Turkey’s central bank kept its interest-rate corridor unchanged as it seeks to support the lira and slow inflation.
The bank in Ankara left the benchmark one-week repo rate at 5.75 percent, it said on its website today, matching the forecasts of all 11 economists surveyed by Bloomberg. It also kept the maximum rate on overnight loans at 11.5 percent, while allowing banks to hold more of their reserves in gold and foreign currencies.
Central bank Governor Erdem Basci varies interest rates daily within those boundaries to help bring down inflation and defend the currency while maintaining economic growth. The inflation rate declined to 8.3 percent last month from a 3 1/2-year high of 11.1 percent in April, while the lira and government bonds have posted gains this month.

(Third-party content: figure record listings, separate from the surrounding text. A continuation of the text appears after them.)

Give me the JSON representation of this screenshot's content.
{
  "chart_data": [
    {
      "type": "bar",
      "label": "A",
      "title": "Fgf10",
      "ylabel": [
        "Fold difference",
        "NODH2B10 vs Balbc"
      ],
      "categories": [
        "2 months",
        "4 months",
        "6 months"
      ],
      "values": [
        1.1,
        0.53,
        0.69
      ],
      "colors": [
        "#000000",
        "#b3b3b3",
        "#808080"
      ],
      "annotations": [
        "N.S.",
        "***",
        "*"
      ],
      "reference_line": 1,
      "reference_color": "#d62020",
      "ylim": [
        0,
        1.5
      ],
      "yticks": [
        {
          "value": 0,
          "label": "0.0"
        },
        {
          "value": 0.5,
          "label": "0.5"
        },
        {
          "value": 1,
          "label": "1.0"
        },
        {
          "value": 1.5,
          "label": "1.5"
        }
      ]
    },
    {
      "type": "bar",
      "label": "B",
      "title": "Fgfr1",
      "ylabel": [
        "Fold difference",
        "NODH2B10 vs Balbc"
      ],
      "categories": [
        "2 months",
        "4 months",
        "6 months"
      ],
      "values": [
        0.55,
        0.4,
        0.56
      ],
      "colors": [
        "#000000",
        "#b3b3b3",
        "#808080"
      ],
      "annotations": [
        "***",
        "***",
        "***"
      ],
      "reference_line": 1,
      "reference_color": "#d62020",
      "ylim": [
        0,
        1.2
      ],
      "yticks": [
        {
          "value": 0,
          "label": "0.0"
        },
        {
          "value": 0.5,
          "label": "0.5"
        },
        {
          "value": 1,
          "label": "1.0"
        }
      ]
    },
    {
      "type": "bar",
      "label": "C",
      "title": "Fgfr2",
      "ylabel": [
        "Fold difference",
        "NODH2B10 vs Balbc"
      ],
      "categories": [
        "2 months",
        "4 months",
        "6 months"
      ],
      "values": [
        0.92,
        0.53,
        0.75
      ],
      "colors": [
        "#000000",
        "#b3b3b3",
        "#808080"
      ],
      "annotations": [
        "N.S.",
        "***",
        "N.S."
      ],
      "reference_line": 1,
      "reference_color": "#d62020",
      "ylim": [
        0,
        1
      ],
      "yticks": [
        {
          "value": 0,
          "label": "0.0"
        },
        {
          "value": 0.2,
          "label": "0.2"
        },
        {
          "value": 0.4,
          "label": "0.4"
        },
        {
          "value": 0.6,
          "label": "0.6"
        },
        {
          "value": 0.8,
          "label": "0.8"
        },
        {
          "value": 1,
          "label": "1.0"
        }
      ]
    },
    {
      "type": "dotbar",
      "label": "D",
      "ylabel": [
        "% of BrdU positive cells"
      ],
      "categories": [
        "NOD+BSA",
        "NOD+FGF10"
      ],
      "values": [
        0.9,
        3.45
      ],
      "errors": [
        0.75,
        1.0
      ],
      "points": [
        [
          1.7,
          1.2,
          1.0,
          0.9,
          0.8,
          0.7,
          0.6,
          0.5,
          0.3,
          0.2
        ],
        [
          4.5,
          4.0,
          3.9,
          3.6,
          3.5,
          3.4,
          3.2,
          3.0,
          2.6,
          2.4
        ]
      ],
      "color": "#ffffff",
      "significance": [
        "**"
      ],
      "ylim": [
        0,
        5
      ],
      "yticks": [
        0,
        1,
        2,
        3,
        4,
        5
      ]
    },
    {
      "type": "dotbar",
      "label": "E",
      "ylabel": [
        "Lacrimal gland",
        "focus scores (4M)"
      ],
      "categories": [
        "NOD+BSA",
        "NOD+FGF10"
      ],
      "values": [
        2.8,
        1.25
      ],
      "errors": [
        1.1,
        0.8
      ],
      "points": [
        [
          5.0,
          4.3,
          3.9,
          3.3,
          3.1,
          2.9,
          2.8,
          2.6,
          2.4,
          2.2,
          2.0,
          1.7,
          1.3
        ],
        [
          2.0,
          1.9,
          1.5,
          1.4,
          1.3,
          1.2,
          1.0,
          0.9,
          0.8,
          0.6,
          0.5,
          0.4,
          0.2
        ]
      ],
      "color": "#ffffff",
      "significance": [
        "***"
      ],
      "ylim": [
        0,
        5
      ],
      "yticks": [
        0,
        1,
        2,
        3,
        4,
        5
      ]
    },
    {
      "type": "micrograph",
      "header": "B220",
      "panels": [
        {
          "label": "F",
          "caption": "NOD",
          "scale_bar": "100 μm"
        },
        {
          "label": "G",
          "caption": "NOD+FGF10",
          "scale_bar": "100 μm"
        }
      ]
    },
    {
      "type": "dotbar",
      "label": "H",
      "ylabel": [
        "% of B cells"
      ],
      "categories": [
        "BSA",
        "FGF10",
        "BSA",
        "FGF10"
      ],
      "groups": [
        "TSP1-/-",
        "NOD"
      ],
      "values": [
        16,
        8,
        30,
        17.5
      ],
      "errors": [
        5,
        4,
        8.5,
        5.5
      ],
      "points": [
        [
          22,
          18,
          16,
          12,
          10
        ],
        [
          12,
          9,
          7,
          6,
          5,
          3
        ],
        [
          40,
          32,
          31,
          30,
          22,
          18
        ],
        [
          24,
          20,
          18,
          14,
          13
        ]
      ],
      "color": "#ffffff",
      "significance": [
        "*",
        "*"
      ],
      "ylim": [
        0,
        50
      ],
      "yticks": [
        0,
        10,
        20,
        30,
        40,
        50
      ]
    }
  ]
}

“We feel that the bank is more comfortable nowadays, because petroleum prices continue to decline” and the lira is “relatively stable,” said Ozgur Altug, an economist at BGC Partners in Istanbul, in an e-mailed note. Oil has fallen almost 20 percent this year.
While domestic demand is supportive, “a cautious stance on price movements is required as inflation will stay above targets for some time,” the central bank said in a statement accompanying today’s decision. The year-end goal is 5.5 percent.
The lira has gained more than 4 percent this month and was little changed at 1.7929 per dollar at 2:30 p.m. Yields on two-year government bonds have dropped about half a percentage point in the same period and were heading for the lowest level in eight months at 8.92 percent.
The central bank also raised the proportion of reserve requirements that can be held in foreign exchange to 50 percent from 45 percent, while the limit for gold was increased to 25 percent from 20 percent.
The changes will add as much as $2.7 billion to the central bank’s foreign exchange reserves, $2.2 billion to gold reserves and as much as 5.6 billion liras ($3.1 billion) to banks’ lira liquidity, the bank said.
The bank has lent at the lower-end rate of 5.75 percent for the past 13 working days, the longest period since March. That has reduced average funding costs for banks to 8.7 percent yesterday from as high as 10.8 percent in May.
The central bank may seek to bring that rate down toward 8.5 percent, Altug said. It may consider lowering the top end of the rates corridor in two or three months, he said.